Uma excelente notícia para mais de mil educadores que participaram da turma de 2007 do Programa de Desenvolvimento Educacional (PDE): a Secretaria de Estado da Educação (Seed) acatou a argumentação da APP-Sindicato e passou a considerar o segundo semestre de 2008, período em que estes educadores estiveram apenas 25% afastados da escola por conta do curso, na avaliação de desempenho dos mesmos.
A luta para obter este novo posicionamento do governo foi longa. No final de 2010, após a conclusão de todo o processo de progressão dos professores, foi detectado o problema. Já na época, a APP encaminhou documento solicitando a correção.
Neste primeiro momento a, Seed negou. Em seguida, a entidade enviou o ofício de nº 41/2011, no qual detalhou, mais uma vez, toda a situação e apontou a injustiça sofrida por parte da turma, pois alguns alunos – que tinham mestrado e doutorado – tiveram o mesmo período considerado para efeito de progressão.
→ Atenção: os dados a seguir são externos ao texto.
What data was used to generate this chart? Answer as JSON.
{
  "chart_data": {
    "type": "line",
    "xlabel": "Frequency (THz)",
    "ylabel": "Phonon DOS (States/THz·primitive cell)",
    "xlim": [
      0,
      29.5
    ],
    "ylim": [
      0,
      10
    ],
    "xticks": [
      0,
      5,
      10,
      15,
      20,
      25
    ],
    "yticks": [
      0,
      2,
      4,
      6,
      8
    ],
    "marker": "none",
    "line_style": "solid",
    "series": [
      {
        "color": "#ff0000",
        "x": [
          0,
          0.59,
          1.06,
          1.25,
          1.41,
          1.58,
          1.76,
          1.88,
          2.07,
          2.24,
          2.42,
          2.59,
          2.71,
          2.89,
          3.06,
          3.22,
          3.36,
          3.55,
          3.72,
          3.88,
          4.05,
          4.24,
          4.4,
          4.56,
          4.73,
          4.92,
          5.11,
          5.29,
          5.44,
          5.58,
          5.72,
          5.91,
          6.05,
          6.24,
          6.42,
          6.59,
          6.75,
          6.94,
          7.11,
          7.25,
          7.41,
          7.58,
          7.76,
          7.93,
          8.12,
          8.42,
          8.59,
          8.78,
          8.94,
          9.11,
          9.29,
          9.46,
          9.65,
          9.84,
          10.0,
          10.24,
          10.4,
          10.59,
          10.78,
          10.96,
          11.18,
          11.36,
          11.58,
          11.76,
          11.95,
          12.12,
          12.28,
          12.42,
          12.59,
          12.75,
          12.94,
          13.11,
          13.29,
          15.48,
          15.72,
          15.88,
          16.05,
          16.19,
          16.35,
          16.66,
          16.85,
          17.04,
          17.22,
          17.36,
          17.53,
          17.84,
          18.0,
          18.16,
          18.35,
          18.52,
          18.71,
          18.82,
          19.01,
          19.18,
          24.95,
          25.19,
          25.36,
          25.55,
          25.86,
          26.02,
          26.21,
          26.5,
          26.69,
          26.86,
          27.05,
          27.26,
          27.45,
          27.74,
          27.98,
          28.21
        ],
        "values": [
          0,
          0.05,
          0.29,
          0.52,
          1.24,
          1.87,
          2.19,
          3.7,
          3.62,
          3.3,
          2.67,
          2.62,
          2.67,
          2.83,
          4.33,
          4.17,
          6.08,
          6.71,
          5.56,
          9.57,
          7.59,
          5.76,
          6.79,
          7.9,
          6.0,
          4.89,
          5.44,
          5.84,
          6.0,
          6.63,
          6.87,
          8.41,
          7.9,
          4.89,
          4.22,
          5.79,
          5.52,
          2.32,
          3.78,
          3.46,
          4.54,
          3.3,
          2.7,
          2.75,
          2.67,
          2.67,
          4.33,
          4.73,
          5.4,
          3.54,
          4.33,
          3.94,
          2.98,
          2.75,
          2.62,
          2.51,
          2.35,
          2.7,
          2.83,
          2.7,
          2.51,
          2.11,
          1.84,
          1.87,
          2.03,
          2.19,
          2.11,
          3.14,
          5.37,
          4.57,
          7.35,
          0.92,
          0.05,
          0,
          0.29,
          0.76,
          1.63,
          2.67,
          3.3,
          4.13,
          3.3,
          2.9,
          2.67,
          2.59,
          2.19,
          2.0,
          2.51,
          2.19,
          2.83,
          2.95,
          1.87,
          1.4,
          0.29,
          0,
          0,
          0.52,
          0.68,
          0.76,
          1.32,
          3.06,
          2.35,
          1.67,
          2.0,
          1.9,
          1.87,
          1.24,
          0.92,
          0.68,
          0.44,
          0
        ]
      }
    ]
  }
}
Em maio, a entidade enviou, a pedido da própria Secretaria, centenas de documentos para auxiliar a análise dos casos e uma possível solução. Inclusive, a APP solicitou aos professores da turma PDE 2007 que tiveram impedimento na avaliação cópias da comprovação de cursista do PDE, comprovação de frequência na escola durante o período contestado pela Seed (cópia do livro ponto), além da comprovação da avaliação para progressão no período 2008/2010.
Desde então, o sindicato acompanha o caso desses professores e confirmou, esta semana, que já é possível verificar na tela destes educadores – no portal da Secretaria – que o referido recurso foi deferido. Agora, o próximo passo da entidade é garantir a implementação imediata desta progressão e negociar os retroativos devidos.
Entenda o caso – Nos ofícios enviados, o sindicato relata que os educadores, durante a avaliação, foram tratados de forma desigual. Muitos não tiveram considerado parte do tempo de atuação (o segundo semestre de 2008) nos seus locais de trabalho, sob a alegação de que ainda estavam participando do Programa.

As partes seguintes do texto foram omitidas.